Despite some initial hiccups, I find I'm settling nicely into life in Philadelphia. The weather is nice enough, warmer than what I'm used to, but my allergies haven't been a problem at all like I was expecting.
Since Chicago I have a lingering fondness for living in city: the throngs of people, the sounds, the sheer closeness and convenience of everything. Best of all, people are openly friendly, which I didn't expect from an east-coast city. It's not unusual for someone to strike up a conversation with me anywhere: at the pharmacy, at the market or even standing on the street.
Yesterday, my sister, her roommate and I sunned ourselves on the beaches of the Jersey Shore. (Not spotted: J-Woww, Snookie, etc.) I wore my new bikini for the first time ever and enjoyed running through the icy waves along with kids on boogie boards and cliques of teenagers.
Soon I'll begin buying some furniture to furnish my room. (Hello, Ikea!) I kind of love interior design. And I still need to hike up to the social security office and apply for a new card, something I'm not particularly excited about (ask anybody with POTS how they feel about standing in line.) Unfortunately, it's necessary for my application for medical assistance.
On the ever looming job front, I looked at job tutoring SAT prep to college hopefuls. I've always been an excellent test taker, able to outperform my peers on tests even in subjects I had no real aptitude for like Chemistry. I'm positive that I could pass the screening test necessary to teach prep for tests like the SAT and ACT.
Over on No Tell Motel, a online literary magazine, I read some poems by my thesis adviser. They reminded me that I can meet poetry where I am right now, without waiting until I get my mental footing. This confusion can be codified in words.

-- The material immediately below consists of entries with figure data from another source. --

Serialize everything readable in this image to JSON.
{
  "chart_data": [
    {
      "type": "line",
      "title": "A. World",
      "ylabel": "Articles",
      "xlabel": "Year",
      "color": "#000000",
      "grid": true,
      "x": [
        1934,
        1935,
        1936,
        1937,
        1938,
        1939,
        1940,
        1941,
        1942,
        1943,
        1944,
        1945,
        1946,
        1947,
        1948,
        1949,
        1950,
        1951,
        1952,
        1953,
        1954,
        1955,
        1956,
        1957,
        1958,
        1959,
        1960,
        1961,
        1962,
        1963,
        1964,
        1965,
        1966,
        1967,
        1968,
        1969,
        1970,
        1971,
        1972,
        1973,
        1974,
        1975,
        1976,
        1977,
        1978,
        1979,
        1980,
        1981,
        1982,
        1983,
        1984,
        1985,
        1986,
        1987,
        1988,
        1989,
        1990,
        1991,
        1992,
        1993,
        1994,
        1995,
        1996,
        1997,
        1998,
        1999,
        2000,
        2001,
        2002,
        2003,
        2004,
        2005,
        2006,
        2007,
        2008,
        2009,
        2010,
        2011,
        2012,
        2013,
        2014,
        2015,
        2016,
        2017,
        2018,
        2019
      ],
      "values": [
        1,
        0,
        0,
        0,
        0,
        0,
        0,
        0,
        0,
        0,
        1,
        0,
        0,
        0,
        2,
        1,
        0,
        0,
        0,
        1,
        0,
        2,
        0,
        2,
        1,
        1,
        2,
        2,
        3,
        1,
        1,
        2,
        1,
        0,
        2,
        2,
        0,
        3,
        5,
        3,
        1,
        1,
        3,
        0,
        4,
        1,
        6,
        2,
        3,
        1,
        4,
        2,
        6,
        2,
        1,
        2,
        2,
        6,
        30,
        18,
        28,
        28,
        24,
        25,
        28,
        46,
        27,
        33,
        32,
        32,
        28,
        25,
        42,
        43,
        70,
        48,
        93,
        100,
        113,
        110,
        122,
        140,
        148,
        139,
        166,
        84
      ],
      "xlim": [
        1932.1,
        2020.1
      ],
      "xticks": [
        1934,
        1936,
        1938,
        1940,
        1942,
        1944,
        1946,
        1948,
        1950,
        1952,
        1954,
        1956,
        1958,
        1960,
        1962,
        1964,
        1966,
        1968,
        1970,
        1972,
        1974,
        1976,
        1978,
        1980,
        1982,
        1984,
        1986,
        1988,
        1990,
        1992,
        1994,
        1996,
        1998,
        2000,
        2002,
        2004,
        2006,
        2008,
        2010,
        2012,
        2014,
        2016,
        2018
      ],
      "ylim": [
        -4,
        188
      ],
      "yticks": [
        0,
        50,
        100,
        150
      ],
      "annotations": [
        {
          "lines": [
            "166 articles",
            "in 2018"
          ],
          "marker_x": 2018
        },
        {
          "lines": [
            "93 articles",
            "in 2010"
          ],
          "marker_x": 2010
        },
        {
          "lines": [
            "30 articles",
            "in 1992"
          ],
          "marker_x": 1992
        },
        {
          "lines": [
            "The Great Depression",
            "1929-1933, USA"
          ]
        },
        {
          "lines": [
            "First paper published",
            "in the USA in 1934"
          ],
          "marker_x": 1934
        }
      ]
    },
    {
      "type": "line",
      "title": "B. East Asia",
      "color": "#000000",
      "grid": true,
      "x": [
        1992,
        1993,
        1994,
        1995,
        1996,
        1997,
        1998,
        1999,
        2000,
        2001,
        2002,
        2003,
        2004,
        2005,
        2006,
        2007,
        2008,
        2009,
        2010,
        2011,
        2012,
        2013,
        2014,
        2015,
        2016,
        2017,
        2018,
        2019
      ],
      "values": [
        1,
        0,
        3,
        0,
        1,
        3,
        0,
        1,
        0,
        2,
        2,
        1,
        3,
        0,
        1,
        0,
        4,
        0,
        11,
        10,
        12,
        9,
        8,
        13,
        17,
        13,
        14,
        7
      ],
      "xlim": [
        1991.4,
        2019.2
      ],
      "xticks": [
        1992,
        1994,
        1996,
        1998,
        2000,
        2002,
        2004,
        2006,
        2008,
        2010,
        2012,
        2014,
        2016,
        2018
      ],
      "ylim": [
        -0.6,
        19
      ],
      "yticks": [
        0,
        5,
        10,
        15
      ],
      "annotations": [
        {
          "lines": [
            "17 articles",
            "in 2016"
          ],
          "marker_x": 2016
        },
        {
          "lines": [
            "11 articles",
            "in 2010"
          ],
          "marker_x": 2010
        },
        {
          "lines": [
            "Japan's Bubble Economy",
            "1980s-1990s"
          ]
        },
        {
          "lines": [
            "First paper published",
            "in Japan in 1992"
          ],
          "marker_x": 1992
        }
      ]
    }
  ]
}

I've had a lot of pain this past week. It continues to boggle my mind how long it has taken to get pain medicine that works. January was when I was first aware of the pain exceeding the reach of my daily medication, tramadol, and made my request to my rheumatologist for a different medication. Despite acknowledging that the standard treatment would be a controlled release opioid she proceeded to give me the runaround until I finally dumped her in disgust. Now it's June. With doctors I find I spend so much time defending my diagnosis that I can barely get around to actually mentioning the problems I'm having. When I finally do, it's usually, "Oh, you need to see a (different type of doctor.)" It's beyond frustrating. It's a similar problem I had when I got diagnosed with POTS. No doctor wanted to take responsibility for my care due to their lack of experience with my diagnosis.
There are many things I'm willing to endure without medical intervention, but the loss of my mobility is not one of them.